Chantal Sébire attend une décision des autorités françaises sur le suicide assistée. Je trouverais indélicat de m’en mêler, comme je trouve indécent qu’on la lui laisse attendre. Je voudrais donc simplement redire ici ce que j’ai dit, il y a 3 ans, à Ottawa...
Monsieur Marcel Tremblay d’Ottawa, 78 ans, vient d’annoncer qu’il va nous quitter. Il va voyager au moyen d’un petit ballon d’hélium qui, à défaut d’emporter dans les cieux son corps bien malade, va faire que s’envole sa vie, son esprit, son âme... Appelez ça comme vous voudrez, mais le petit ballon d’hélium va emporter l’essence de Monsieur Marcel Tremblay. Aussi définitivement qu’on puisse le faire, Monsieur Tremblay va partir. C’est son droit. Personne ne conteste que Monsieur Tremblay soit majeur et sain d’esprit. Personne ne conteste son droit au suicide.
Ce qui n’empêche pas une foule de gens d’y aller de leurs commentaires. Tout le monde et son père a, qui un vieux fond de religiosité qui le pousse à dire que lui ne le ferait pas, qui une expertise qui l’autorise à nous dire que personne ne devrait le faire. Comme si, qui que ce soit pouvait s’y connaître en "vie" et en "désir de vivre". Peu de gens me mettent aussi en rogne que ceux qui veulent compliquer la décision déjà bien difficile d’un être humain de mettre fin à ses jours.
Cette fois c’est un quidam qui s’insurge que Monsieur Tremblay ait rendu public qu’on puisse se suicider - sans douleur, semble-t-il - avec une simple bonbonne qu’on trouve partout du gaz inerte dont on remplit les ballons qu’on laisse ensuite s’envoler dans les fêtes foraines. Il trouve inacceptable que les gens SACHENT comment mourir.... Si c’est trop facile, d’autres le feront, qu’il nous dit.

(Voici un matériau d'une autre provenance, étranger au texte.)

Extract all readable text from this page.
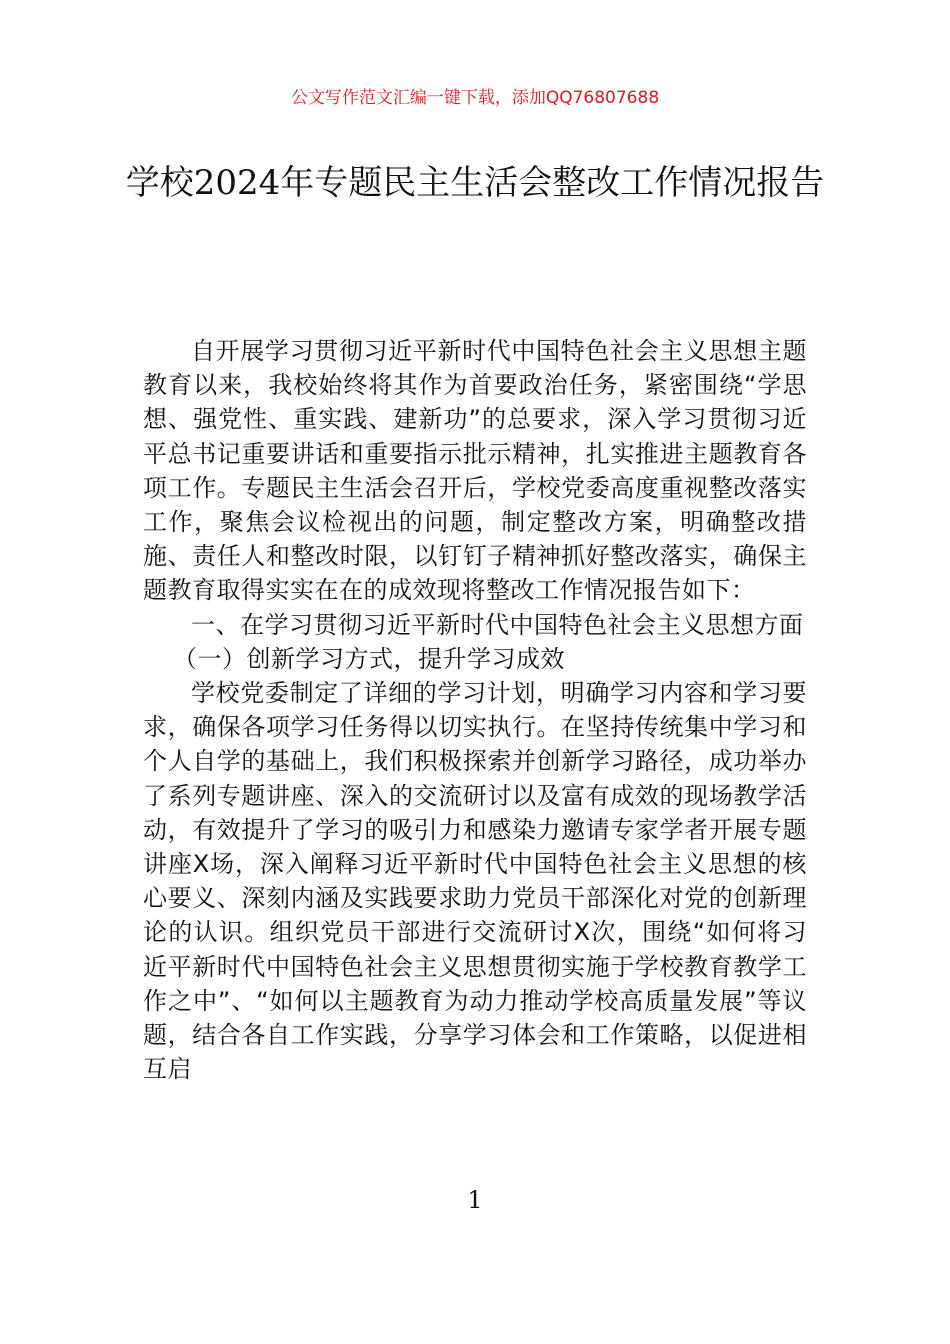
公文写作范文汇编一键下载，添加QQ76807688
学校2024年专题民主生活会整改工作情况报告

自开展学习贯彻习近平新时代中国特色社会主义思想主题教育以来，我校始终将其作为首要政治任务，紧密围绕“学思想、强党性、重实践、建新功”的总要求，深入学习贯彻习近平总书记重要讲话和重要指示批示精神，扎实推进主题教育各项工作。专题民主生活会召开后，学校党委高度重视整改落实工作，聚焦会议检视出的问题，制定整改方案，明确整改措施、责任人和整改时限，以钉钉子精神抓好整改落实，确保主题教育取得实实在在的成效现将整改工作情况报告如下：

一、在学习贯彻习近平新时代中国特色社会主义思想方面

（一）创新学习方式，提升学习成效

学校党委制定了详细的学习计划，明确学习内容和学习要求，确保各项学习任务得以切实执行。在坚持传统集中学习和个人自学的基础上，我们积极探索并创新学习路径，成功举办了系列专题讲座、深入的交流研讨以及富有成效的现场教学活动，有效提升了学习的吸引力和感染力邀请专家学者开展专题讲座X场，深入阐释习近平新时代中国特色社会主义思想的核心要义、深刻内涵及实践要求助力党员干部深化对党的创新理论的认识。组织党员干部进行交流研讨X次，围绕“如何将习近平新时代中国特色社会主义思想贯彻实施于学校教育教学工作之中”、“如何以主题教育为动力推动学校高质量发展”等议题，结合各自工作实践，分享学习体会和工作策略，以促进相互启

1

D’autres qui sont vieux, malades, souffrants le feront...
Mais pourquoi ne le feraient-ils pas ? De quoi se mêle une société qui affirme que vivre est un bien en soi, quel que soit le mal que la vie apporte ? Pourquoi véhiculer cette idée saugrenue que le courage est de s’y accrocher sans raison ? Pourquoi ? Parce que la vie.... bon.., bref.., vous savez... Non, je ne sais pas... et eux non plus.
Dès qu’on parle de suicide ou de suicide assisté, les imbéciles font dévier le débat vers l’euthanasie, vesr la dérive d’une société qui tue, alors que ce n’est absolumentpas de ça qu’il s’agit. Il s’agit d’un être humain qui évalue le coût/souffrance et le bénéfice/joie de l’espérance de vie qui est la sienne et décide qu’il n’est plus preneur. Une décision qui peut être parfaitement raisonnable.

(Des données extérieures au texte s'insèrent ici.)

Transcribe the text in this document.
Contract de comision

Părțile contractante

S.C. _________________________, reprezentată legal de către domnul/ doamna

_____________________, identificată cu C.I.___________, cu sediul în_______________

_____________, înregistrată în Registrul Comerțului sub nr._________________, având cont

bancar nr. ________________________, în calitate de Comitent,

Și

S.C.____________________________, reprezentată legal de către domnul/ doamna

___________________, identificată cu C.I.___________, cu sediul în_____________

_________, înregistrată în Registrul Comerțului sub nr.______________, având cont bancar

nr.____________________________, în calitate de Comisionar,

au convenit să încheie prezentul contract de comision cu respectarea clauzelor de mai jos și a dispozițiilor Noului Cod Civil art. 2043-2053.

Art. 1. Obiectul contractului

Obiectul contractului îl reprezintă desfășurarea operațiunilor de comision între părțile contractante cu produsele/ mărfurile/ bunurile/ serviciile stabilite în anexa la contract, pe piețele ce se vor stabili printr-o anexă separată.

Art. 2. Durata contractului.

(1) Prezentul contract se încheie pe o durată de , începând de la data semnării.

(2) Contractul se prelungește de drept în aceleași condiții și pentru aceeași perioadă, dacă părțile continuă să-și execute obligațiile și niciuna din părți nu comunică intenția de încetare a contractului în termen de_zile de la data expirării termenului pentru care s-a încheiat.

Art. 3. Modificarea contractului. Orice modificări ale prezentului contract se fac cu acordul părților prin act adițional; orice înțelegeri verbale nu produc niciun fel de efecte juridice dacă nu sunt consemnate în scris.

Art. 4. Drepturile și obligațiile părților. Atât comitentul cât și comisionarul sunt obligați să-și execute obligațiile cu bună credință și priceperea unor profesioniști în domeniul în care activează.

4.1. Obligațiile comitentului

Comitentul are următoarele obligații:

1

Ne faudrait-il pas, au contraire, que TOUT LE MONDE sache comment mourir ? Que cette inévitable épreuve soit adoucie et que le choix d’en sortir avec dignité, quand la vie n’a plus de joie à offrir, soit facilité dans toute la mesure du possible ? On dirait que notre société ne peut échapper à cette vision moyenâgeuse d’une vie qui trouve son sens dans la souffrance.
Ce n’est pas manquer de respect envers la Vie que de n’en prendre qu’à la mesure de son appétit ; ce sont ceux qui veulent gérer la vie des autres, pour apprivoiser leurs propres terreurs, qui manquent de respect à la vie et à leur prochain... et qui ne sont pas respectables. Même - et surtout - si ce ne sont pas des quidams, mais des gens qui se veulent des modèles. Car il n’y a pas que les ignares qui viennent dire des âneries quand on parle du suicide.
Margaret A Somerville, Directrice du Centre for Medicine, Ethics and Law de l’Université McGill, est sans doute ce qui se rapproche le plus d’une référence en matière d’éthique au Canada. Elle a écrit un best-seller sur la question. On s’attendrait à ce qu’elle prenne une position rationnelle . Mais c’est le politiquement correct qui l’emporte et elle vient dire, aux journalistes qui l’interrogent, des fadaises sur le rôle des médias voyeurs qui encouragent indirectement ces décisions d’en finir par leur attention... et qui ne devraient pas. C’est un crime d’encourager au suicide, et blah, blah, blah...
"Si les journaux, n’en parlaient pas, la tentation serait moins forte de vouloir faire de sa mort un message..." nous dit Madame la Directrice. Mais pourquoi, justement, celui qui va mourir serait-il privé de l’ultime satisfaction d’en faire un message ? Pourquoi celui qui se hâte un peu de mourir pour quelque chose, en donnant tout ce qui lui reste à donner, - qui sont sa lucidité et son acceptation - devrait-il se joindre au troupeau des insignifiants qui le critiquent parce qu’ils trouvent, eux, plus correct d’attendre... et de mourir pour rien ?
Elle ne nous le dit pas. Elle ne dit rien de pertinent. Mais comme on ne peut pas, quand on est une sommité, dire seulemnt les mêmes bêtises que tout le monde, Dr Somerville ajoute une perle académique de son cru en mettant sur le compte d’un "intense individualisme" ces décisions de plus en plus fréquentes de quitter la table quand la valeur de la vie est desservie.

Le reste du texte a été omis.